Winter Soldier co-creator Ed Brubaker has "mixed feelings" about Bucky getting a TV show
The first episode of Marvel Studios’ The Falcon And The Winter Soldier premiered on Disney+ on Friday, giving movie-starved Marvel fans a chance to catch back up with Sam Wilson, Bucky Barnes, and the federal government’s casual pattern of institutionalized racism. It was largely a good time, but one person who would like everyone to stop asking him about it is accomplished comic book writer Ed Brubaker—a.k.a. the co-creator of the Winter Soldier. Brubaker was the writer on the phenomenal Captain America run that reintroduced Cap’s World War II sidekick Bucky Barnes as a brainwashed Soviet assassin with a robot arm (along with artist Steve Epting), so it stands to reason that people would be eager to get his thoughts now that Bucky is the co-star of a big-time TV show, but Brubaker said that he has “mixed feelings” about The Falcon And The Winter Soldier in a recent newsletter (via Variety)
Brubaker makes a point to say that everyone he’s interacted with at Marvel Studios (“all the way up to Kevin Feige”) has been “nothing but kind,” but he says that he and Epting have pretty much only ever gotten a “’thanks’ here or there” for creating a character and a storyline that has become a core building block of the Marvel Cinematic Universe. That being said, Brubaker does acknowledge that he knew this was the deal when he agreed to work for Marvel Comics, saying that “work-for-hire work is what it is,” and he also notes that he’s “thrilled” to see something he made become a big part of pop culture (he also seems to love Sebastian Stan’s Bucky, which he says is “perfect”), but it has all still “become harder and harder to live with” over the years.

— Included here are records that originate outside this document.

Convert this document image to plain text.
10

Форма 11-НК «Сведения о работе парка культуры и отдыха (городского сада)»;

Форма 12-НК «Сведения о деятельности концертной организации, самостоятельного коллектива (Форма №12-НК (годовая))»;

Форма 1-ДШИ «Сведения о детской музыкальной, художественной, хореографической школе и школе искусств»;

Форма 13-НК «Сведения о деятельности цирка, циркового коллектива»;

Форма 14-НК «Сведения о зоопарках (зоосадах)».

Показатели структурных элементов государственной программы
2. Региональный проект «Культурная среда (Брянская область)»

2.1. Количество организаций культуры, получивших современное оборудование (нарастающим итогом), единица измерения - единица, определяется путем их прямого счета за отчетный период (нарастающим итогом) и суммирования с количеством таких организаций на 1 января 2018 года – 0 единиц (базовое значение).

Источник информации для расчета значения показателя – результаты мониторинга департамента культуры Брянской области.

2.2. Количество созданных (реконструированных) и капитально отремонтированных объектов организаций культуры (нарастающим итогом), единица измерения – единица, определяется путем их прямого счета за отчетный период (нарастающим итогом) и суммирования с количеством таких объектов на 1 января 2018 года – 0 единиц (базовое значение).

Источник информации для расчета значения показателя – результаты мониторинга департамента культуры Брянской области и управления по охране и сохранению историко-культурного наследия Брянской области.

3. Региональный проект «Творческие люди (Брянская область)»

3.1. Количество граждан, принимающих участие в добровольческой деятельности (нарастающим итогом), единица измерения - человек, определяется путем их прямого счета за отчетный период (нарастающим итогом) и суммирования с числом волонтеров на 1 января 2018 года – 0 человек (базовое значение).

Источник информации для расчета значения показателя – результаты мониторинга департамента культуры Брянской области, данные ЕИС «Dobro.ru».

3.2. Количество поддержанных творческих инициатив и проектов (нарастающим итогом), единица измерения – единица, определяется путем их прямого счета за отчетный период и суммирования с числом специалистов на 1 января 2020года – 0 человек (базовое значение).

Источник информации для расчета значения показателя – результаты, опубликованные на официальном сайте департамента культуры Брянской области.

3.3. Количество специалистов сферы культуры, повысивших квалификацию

The Marvel Cinematic Universe has historically been pretty good about at least acknowledging the comic writers who laid the groundwork for its stories, both in the credits and in winky cameos (Brubaker appears in Captain America: The Winter Soldier during one of Bucky’s brainwashing sequences), but this isn’t the first time a writer has brought up the fact that those things don’t necessarily translate to, you know, money.
For example, The Infinity Gauntlet writer Jim Starlin had a cameo in Avengers: Endgame, but he also posted on Facebook years ago that he had gotten a “very big check” From DC Entertainment because they used his character The KGBeast in one scene of Batman V Superman: Dawn Of Justice (where he doesn’t use that name and doesn’t resemble the comic character at all), with the check apparently being “much bigger” than anything he had gotten from Marvel Studios at the time—despite having created or co-created Thanos, Drax, and Gamora. Basically, don’t assume that these massive corporations are giving money to people they have no legal obligation to give money to, so it’s good to find ways to directly support the artists you like.